Le gouvernement de Juillet n’a guère eu d’idée plus heureuse que celle de cette alliance. Une princesse non catholique appelée à s’asseoir sur le trône de France, c’était une consécration éclatante des principes de 89, que peu de gens, en 1837, songeaient à apprécier, mais dont la violente réaction cléricale, qui a suivi la chute de la branche cadette de la maison de Bourbon, nous permet aujourd’hui de mesurer la hardiesse. Le roi Louis-Philippe Ier s’est honoré en ne s’offensant point des objections multiples que le grand-duc de Mecklembourg-Schwerin, Paul-Frédéric, frère de la princesse Hélène, éleva contre le mariage de sa sœur. Les scrupules de cette honnête famille sur la légitimité de la dynastie d’Orléans n’avaient, après tout, rien d’injurieux ni pour le roi ni pour la France ; ce sont choses sur lesquelles il était trop naturel qu’un prince d’Allemagne ne pensât point comme un garde national de Paris ; et une femme comme la princesse Hélène valait qu’on fît quelque effort pour l’obtenir. Louis-Philippe le comprit. Chef d’un grand peuple, il ne répondit que par des instances renouvelées aux refus d’un des moindres souverains de l’Europe. C’est ici l’une des occasions où le parti démocratique du temps lui a le plus vivement reproché d’humilier la France par sa débonnaireté. Nous ne savons s’il convenait beaucoup à des écrivains démocrates de s’indigner si fort qu’une fois par hasard on vît le rang se relâcher, devant la vertu, de son orgueil ordinaire. Nous croyons qu’on eût trouvé difficilement une autre princesse mieux faite pour régner sur notre pays tel qu’il était alors, et pour tenir une cour sans faste où il fallait qu’un ton de dignité simple suppléât à l’étiquette. Elle avait les goûts et les principes de 1830. À seize ans, en recevant la nouvelle de la révolution de juillet, elle s’était prononcée d’instinct pour la cause de la liberté. Elle disait plus tard admirablement, lorsque commencèrent à se produire les doctrines socialistes, doctrines confuses qu’on a pris l’habitude de désigner d’un nom aussi confus qu’elles : « Pour réprimer le mal, il faut une main habile ; pour le guérir, il faudrait un cœur sympathique. » Son esprit, ouvert aux idées généreuses, son instruction solide, sa passion pour les chefs-d’œuvre de l’art et de la poésie, tout la destinait à représenter dignement sur le trône une nation fière d’être libre, plus fière d’honorer sa liberté en multipliant chaque jour ses jouissances intellectuelles et morales.

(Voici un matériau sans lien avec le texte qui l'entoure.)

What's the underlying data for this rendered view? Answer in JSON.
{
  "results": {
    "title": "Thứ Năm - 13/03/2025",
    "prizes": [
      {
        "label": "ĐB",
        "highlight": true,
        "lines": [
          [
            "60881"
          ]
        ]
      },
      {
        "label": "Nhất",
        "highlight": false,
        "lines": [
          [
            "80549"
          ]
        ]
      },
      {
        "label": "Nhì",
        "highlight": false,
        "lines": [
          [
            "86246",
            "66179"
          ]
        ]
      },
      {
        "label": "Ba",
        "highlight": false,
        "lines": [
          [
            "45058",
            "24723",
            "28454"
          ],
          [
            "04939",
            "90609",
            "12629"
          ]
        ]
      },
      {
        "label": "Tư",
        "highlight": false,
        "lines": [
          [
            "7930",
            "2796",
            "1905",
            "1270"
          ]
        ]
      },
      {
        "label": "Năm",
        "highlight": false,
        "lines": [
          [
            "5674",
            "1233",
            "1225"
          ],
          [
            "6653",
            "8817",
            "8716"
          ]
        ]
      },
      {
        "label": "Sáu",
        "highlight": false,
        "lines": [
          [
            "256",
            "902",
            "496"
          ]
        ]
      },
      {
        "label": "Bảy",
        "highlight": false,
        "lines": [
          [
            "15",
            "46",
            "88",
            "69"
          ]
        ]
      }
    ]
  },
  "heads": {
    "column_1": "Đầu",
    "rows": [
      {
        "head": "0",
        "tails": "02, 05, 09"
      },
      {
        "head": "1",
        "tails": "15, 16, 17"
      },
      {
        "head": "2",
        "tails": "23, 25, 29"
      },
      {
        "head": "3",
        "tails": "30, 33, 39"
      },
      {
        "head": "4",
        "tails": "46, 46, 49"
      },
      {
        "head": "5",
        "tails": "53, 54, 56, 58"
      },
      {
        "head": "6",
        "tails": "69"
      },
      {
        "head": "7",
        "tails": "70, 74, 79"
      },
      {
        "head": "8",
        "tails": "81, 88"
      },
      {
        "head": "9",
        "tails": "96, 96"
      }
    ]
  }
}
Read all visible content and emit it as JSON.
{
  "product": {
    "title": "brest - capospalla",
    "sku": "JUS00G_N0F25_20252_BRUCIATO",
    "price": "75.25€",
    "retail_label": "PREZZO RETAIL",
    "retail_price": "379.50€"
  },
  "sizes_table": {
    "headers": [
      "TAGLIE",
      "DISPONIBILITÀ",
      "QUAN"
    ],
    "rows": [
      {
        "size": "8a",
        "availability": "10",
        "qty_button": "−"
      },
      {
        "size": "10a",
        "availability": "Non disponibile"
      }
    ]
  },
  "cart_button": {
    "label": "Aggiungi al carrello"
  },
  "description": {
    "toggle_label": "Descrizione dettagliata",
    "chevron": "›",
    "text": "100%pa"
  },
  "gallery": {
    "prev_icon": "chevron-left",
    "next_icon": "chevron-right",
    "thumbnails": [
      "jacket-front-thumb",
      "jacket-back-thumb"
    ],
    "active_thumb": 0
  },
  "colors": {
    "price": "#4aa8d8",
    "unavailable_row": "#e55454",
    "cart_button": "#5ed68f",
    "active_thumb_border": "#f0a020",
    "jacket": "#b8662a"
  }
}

Ce n’est pas que madame la duchesse d’Orléans perde rien aux Tuileries de son ingénuité. Elle accepte la grandeur comme un devoir ; on serait tenté de dire qu’elle s’y résigne comme à une condition de son bonheur domestique. Jamais femme n’a moins tenu à paraître. Mais quand elle paraît, c’est pour ravir par le contraste exquis de sa personne avec son rang. Bouquet de fleurs allemandes, qui garde sous les lustres sa fraîcheur et son éclat de nature ! On ne saurait se figurer quelle richesse inépuisable de sentiments elle déploie pendant la période heureuse de sa vie : il y a de tout dans le sentiment enthousiaste qu’elle voue au duc d’Orléans : dévouement absolu à la France comme à son mari, reconnaissance profonde pour le Dieu de son enfance qui lui a permis de connaître cette félicité infinie, la seule qui remplisse son cœur, aimer et être aimée ; craintes soudaines et étranges de tout perdre. Elle aime dans le même moment avec sécurité et avec angoisses, avec force et avec faiblesse. C’est l’amour tel qu’il doit être dans ces régions élevées et avec le tour qu’il prend naturellement chez les âmes nobles dans un temps d’incertitude :

O verzeih, mein trefflicher Freund, das sich selbst an dem Arm dich
Haltend, bebe !…
                               … Wir wollen halten und dauern,
Fest uns halten und fest der schœnen Guter Besitzthum.
Du bist mein ; und nun ist das Meine meiner als jemals…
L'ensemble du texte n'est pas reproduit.